McMurdo Station, Antarctica, Nov. 28, 2007 -- A second season in Antarctica for the Antarctic Geological Drilling (ANDRILL) Program has exceeded all expectations, according to the co-chief scientists of the program's Southern McMurdo Sound Project.
One week ago (Nov. 21), the drilling team passed the 1,000-meter mark in rock core pulled from beneath the sea floor in McMurdo Sound, and with a remarkable recovery rate of more than 98 percent. The end of drilling is scheduled for this weekend, and only a few tens of meters of core remain to be recovered for an expected final total of more than 1,100 meters (3,600 feet). It's the second-deepest rock core drilled in Antarctica, surpassed only by the 1,285 meters (more than 4,215 feet) recovered by last year's ANDRILL effort, the McMurdo Ice Shelf Project.
As the job nears completion for the Southern McMurdo Sound Project drillers, the co-chief scientists, David Harwood of the University of Nebraska-Lincoln and Fabio Florindo of Italy's National Institute of Geophysics and Volcanology in Rome, said they couldn't be more pleased with the results. They said the efforts of the program's nearly 80 scientists, drillers, engineers, technicians, students and educators in Antarctica, with the operations and logistics support provided by Antarctica New Zealand, have given the world's scientists more than a kilometer of pristine rock core that records the history of climate and glacial fluctuations in Antarctica over the past 20 million years.
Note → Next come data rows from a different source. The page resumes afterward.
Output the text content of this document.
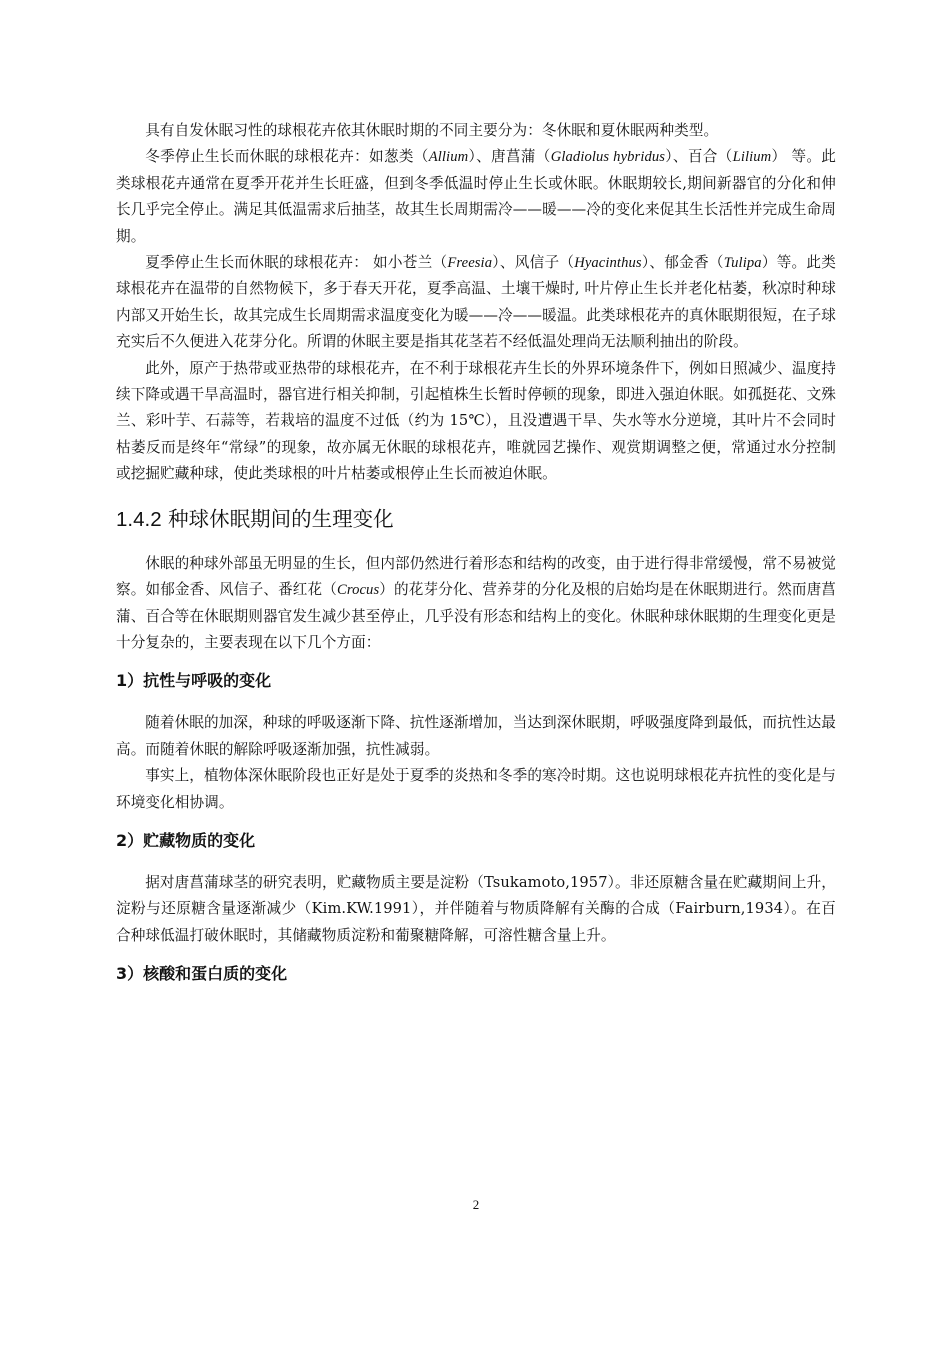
具有自发休眠习性的球根花卉依其休眠时期的不同主要分为：冬休眠和夏休眠两种类型。

冬季停止生长而休眠的球根花卉：如葱类（Allium）、唐菖蒲（Gladiolus hybridus）、百合（Lilium） 等。此类球根花卉通常在夏季开花并生长旺盛，但到冬季低温时停止生长或休眠。休眠期较长,期间新器官的分化和伸长几乎完全停止。满足其低温需求后抽茎，故其生长周期需冷——暖——冷的变化来促其生长活性并完成生命周期。

夏季停止生长而休眠的球根花卉： 如小苍兰（Freesia）、风信子（Hyacinthus）、郁金香（Tulipa）等。此类球根花卉在温带的自然物候下，多于春天开花，夏季高温、土壤干燥时, 叶片停止生长并老化枯萎，秋凉时种球内部又开始生长，故其完成生长周期需求温度变化为暖——冷——暖温。此类球根花卉的真休眠期很短，在子球充实后不久便进入花芽分化。所谓的休眠主要是指其花茎若不经低温处理尚无法顺利抽出的阶段。

此外，原产于热带或亚热带的球根花卉，在不利于球根花卉生长的外界环境条件下，例如日照减少、温度持续下降或遇干旱高温时，器官进行相关抑制，引起植株生长暂时停顿的现象，即进入强迫休眠。如孤挺花、文殊兰、彩叶芋、石蒜等，若栽培的温度不过低（约为 15℃），且没遭遇干旱、失水等水分逆境，其叶片不会同时枯萎反而是终年“常绿”的现象，故亦属无休眠的球根花卉，唯就园艺操作、观赏期调整之便，常通过水分控制或挖掘贮藏种球，使此类球根的叶片枯萎或根停止生长而被迫休眠。

1.4.2 种球休眠期间的生理变化

休眠的种球外部虽无明显的生长，但内部仍然进行着形态和结构的改变，由于进行得非常缓慢，常不易被觉察。如郁金香、风信子、番红花（Crocus）的花芽分化、营养芽的分化及根的启始均是在休眠期进行。然而唐菖蒲、百合等在休眠期则器官发生减少甚至停止，几乎没有形态和结构上的变化。休眠种球休眠期的生理变化更是十分复杂的，主要表现在以下几个方面：

1）抗性与呼吸的变化

随着休眠的加深，种球的呼吸逐渐下降、抗性逐渐增加，当达到深休眠期，呼吸强度降到最低，而抗性达最高。而随着休眠的解除呼吸逐渐加强，抗性减弱。

事实上，植物体深休眠阶段也正好是处于夏季的炎热和冬季的寒冷时期。这也说明球根花卉抗性的变化是与环境变化相协调。

2）贮藏物质的变化

据对唐菖蒲球茎的研究表明，贮藏物质主要是淀粉（Tsukamoto,1957）。非还原糖含量在贮藏期间上升，淀粉与还原糖含量逐渐减少（Kim.KW.1991），并伴随着与物质降解有关酶的合成（Fairburn,1934）。在百合种球低温打破休眠时，其储藏物质淀粉和葡聚糖降解，可溶性糖含量上升。

3）核酸和蛋白质的变化
2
"It's everything we hoped for," Harwood said. "Combine the drill hole we recovered last year with this one, from a time period right below it, and it's more than 2 kilometers (1 1/4 miles) of geological history. It's phenomenal what we've recovered. There's a lot of diversity in the core, indeed more than we can digest right now. It will take some time to fully resolve the paleoenvironmental and dynamic paleoclimate information in the core."